The current Rust MCP runtime already demonstrates this pattern through mode-based rollout and rollback. Future modules should preserve the same operational discipline.

Testing and Release Requirements

Every protocol module should be expected to prove:

  • contract compatibility with the core SPI
  • protocol conformance for its protocol surface
  • security deny paths
  • fallback and rollback behavior
  • plugin parity for plugin-sensitive flows
  • performance and degradation characteristics appropriate to the protocol

Where a module introduces deployment-specific behavior, release validation should also cover:

  • compose or local stack validation
  • Kubernetes or Helm validation where applicable
  • upgrade and migration compatibility where applicable

The concrete target-state test matrix is defined in Conformance.

Migration Strategy

The migration is intentionally phased.

Phase 0: Extract seams inside the monolith

Create clearer boundaries inside the current Python code:

  • isolate protocol dispatch
  • isolate policy and catalog boundaries
  • reduce direct cross-service coupling where practical

Phase 1: Define the core SPI

Define the first stable internal service families between core and modules.

At this stage, modules may still be embedded.

Phase 2: Wrap existing runtimes behind module lifecycles

Make protocol runtimes conform to a common lifecycle and capability model even before all traffic crosses an IPC boundary.

Phase 3: Move selected runtimes to sidecars

Use sidecars where the performance, isolation, or language goals justify it. The current Rust MCP runtime is the first concrete example of this phase.

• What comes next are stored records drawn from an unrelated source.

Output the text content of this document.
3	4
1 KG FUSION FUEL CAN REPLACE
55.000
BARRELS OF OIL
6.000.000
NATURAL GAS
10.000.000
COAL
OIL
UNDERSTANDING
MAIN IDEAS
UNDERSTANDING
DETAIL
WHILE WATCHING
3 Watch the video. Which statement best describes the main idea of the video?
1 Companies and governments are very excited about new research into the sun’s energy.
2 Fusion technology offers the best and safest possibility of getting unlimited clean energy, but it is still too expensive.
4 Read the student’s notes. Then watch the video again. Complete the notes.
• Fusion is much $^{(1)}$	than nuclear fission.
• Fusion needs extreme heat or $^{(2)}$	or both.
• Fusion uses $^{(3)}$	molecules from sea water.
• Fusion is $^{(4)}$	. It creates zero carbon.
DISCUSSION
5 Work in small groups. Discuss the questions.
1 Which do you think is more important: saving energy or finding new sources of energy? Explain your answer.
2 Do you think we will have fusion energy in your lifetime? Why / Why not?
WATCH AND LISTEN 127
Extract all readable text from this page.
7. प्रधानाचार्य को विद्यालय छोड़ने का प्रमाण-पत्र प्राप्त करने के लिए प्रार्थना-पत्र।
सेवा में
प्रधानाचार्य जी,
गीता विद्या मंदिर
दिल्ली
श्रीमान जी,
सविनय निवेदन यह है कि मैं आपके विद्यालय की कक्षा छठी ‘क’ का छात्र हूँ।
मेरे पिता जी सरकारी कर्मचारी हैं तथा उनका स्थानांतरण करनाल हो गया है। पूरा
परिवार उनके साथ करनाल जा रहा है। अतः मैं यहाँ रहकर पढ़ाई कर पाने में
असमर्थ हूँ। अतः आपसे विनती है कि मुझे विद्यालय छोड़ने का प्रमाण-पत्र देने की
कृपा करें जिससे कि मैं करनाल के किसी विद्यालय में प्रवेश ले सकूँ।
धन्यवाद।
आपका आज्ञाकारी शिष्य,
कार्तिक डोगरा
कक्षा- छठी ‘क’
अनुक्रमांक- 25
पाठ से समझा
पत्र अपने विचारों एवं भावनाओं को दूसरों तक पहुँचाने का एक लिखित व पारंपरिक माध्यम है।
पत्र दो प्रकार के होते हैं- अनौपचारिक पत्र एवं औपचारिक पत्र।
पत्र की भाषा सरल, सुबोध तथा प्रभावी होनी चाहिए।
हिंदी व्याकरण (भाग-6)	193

Phase 4: Add new protocol runtimes

Introduce new A2A, LLM, and REST/gRPC runtimes behind the same architectural contract.

Phase 5: Optimize

Only after the boundary is stable should the implementation optimize for:

  • direct hot paths
  • embedded fast paths
  • selective caching and event-stream ownership

What Is Decided vs What Is Still Open

Decided in principle

  • ContextForge should evolve toward a core-plus-modules runtime model.
  • The core remains the policy and control plane.
  • Modules are language-agnostic and process-boundary first.
  • Shared-nothing between modules is a design rule.
  • Incremental migration is the preferred path.

Still intentionally open

  • exact final SPI RPC names
  • exact protobuf package layout
  • exact module descriptor wire schema
  • whether all plugin hooks are always explicit SPI calls versus selective core delegation for parity-sensitive flows
  • how much direct data-path optimization a module may keep before it must be expressed through the generic SPI

Open Questions

  • What is the minimal first stable SPI version that supports both MCP and A2A without overfitting to either?
  • Which cross-module events deserve an event bus rather than synchronous core-mediated routing?
  • How should optional protocol surfaces be classified in release gating versus follow-up compatibility work?
  • What is the right balance between generic SPI purity and targeted fast paths for performance-sensitive runtimes?